Menarik nafas dalam. Donghae menyentuh list panggilan tersebut. Ia sudah bertekad, apapun keputusan yang diambilnya kini akan ia tanggung akibatnya nanti. Meskipun Donghae harus mati di tangan adiknya sendiri karena ia telah melakukan sebuah kesalahan fatal pada Kim Pi Gyu.

"Surylian." Suara Donghae mengawali percakapan tatkala ia mendengar suara kemerusuk terdengar setelah nada sambung terhenti.

'Eoh, ada apa? Mr Aiden.' Suara tenang yang mengalun terdengar dari seberang. Gadis bernama Surylian merespon dengan cepat.

Donghae mengalihkan tatapannya ke arah foto berbingkai yang memuat potret tubuhnya dengan Cheonsa. "Aku butuh bantuanmu." Tak ada cara lain. Donghae membutuhkan sebuah bantuan.

'Untuk?' Surylian bertanya dengan nada sedikit heran. Pasalnya tidak biasanya sang kepala polisi menelfon langsung, biasanya mereka berkomunikasi melalui pesan singkat untuk mendiskusikan sebuah kasus, tidak lebih.

"Meretas keberadaan seseorang." Jawab Donghae dengan lugas.
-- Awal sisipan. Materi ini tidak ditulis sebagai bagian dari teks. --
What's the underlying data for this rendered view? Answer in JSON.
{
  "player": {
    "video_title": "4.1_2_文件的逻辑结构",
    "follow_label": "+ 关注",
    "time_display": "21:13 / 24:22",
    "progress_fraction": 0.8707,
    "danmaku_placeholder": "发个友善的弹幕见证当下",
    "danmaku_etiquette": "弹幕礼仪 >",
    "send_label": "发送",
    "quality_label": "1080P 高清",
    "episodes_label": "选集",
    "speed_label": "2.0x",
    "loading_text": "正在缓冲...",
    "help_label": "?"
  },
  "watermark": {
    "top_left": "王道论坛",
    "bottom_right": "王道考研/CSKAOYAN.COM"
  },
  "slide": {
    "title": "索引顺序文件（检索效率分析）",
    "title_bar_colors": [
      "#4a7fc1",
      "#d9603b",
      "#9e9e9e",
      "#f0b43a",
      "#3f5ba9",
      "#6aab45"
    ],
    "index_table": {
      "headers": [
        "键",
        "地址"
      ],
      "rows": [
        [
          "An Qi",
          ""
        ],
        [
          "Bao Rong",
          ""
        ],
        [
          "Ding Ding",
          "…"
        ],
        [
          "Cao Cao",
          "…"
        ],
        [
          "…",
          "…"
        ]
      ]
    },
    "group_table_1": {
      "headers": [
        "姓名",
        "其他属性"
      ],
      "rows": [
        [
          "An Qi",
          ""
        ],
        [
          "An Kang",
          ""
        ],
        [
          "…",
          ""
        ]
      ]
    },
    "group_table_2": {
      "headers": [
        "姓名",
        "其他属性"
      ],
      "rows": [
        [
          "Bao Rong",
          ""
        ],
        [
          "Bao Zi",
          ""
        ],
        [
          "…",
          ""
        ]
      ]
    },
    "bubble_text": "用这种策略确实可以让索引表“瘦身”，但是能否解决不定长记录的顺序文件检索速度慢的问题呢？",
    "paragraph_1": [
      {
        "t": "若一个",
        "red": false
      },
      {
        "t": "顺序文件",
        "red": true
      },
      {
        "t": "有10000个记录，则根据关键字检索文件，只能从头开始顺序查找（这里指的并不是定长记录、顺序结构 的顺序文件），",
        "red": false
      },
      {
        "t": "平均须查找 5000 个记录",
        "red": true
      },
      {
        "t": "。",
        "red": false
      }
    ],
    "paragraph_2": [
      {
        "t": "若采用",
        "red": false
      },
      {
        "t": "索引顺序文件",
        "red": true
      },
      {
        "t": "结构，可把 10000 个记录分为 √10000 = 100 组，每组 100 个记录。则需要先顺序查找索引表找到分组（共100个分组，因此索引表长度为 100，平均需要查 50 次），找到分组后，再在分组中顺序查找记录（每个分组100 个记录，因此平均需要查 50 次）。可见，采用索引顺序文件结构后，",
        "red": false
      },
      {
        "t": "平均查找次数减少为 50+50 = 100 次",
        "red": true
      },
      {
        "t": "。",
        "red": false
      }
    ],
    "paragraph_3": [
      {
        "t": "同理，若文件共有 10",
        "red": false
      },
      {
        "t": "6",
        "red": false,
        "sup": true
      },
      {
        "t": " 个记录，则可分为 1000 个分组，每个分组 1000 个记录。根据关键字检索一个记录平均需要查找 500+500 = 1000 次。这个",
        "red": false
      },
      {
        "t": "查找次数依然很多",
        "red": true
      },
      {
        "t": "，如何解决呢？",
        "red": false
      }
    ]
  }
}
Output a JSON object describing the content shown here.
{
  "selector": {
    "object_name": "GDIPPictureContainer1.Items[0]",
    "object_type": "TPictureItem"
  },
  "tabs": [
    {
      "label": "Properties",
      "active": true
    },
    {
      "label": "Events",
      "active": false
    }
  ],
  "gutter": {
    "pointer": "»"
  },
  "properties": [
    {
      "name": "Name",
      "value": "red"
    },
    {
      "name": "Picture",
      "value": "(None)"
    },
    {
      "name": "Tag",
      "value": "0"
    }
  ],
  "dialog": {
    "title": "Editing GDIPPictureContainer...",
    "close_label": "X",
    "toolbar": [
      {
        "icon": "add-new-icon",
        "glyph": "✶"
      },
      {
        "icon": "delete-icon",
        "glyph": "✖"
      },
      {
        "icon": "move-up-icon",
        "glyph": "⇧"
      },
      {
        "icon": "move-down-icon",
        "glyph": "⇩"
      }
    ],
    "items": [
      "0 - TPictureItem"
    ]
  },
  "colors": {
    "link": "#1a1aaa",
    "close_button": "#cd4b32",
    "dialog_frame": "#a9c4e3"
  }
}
Di seberang sana, Surylian mengetik sebuah file di laptopnya. 'Siapa?' Ia membuat sebuah kolom-kolom kosong dengan cepat.

"Shin Ra In dan Hwang Li Dan." Donghae mengucapkan dua nama yang dimaksudnya.

Surylian mengetikkan dua nama itu ke dalam salah satu kolom yang dibuatnya. Mengcopy-nya lalu memindahkan file yang diberinya judul 'Secret Object' ke dalam sebuah folder berjudul 'Corona'.

Senyuman tipis tercetak di bibirnya, 'Baiklah, aku akan meretasnya secepat mungkin. Tunggu kiriman dariku minggu depan.' Merasa sangat senang karena menemukan sebuah kesinambungan unik akan tugas barunya.

"Oke. Kirim ke e-mailku." Donghae menyandarkan punggungnya ke dinding.

'Eum.'

Pipp

Jawaban singkat dari Surylian cukup membuatnya merasa tenang. Kini ia hanya perlu mengurus sang adik yang berubah dingin padanya.

Di tempat lain...

Dua manusia berbeda gender sedang duduk di atas karpet berbulu yang tebal. Salah satu diantaranya nampak menenggelamkan diri pada sebuah dokumen. "Bukti-bukti ini mengarah pada satu orang." Dengan wajah datar mengucapkan sebuah kesimpulannya di hadapan seorang wanita dengan senyum memikat yang kini menengguk red wine dari gelas sloki.

Pyarr

Gelas sloki itu dihempaskan oleh sang wanita hingga menghantam dinding dan menjadi serpihan-serpihan kecil yang berkilau bagaikan butiran kristal.

"Lee Donghae selalu mengelak untuk diberi kesaksian." Bibir merah sensual itu mencebik. Wajah tegas nan memikat yang dimiliki oleh sang Jenderal cantik terlihat sudah memerah karena efek alkohol.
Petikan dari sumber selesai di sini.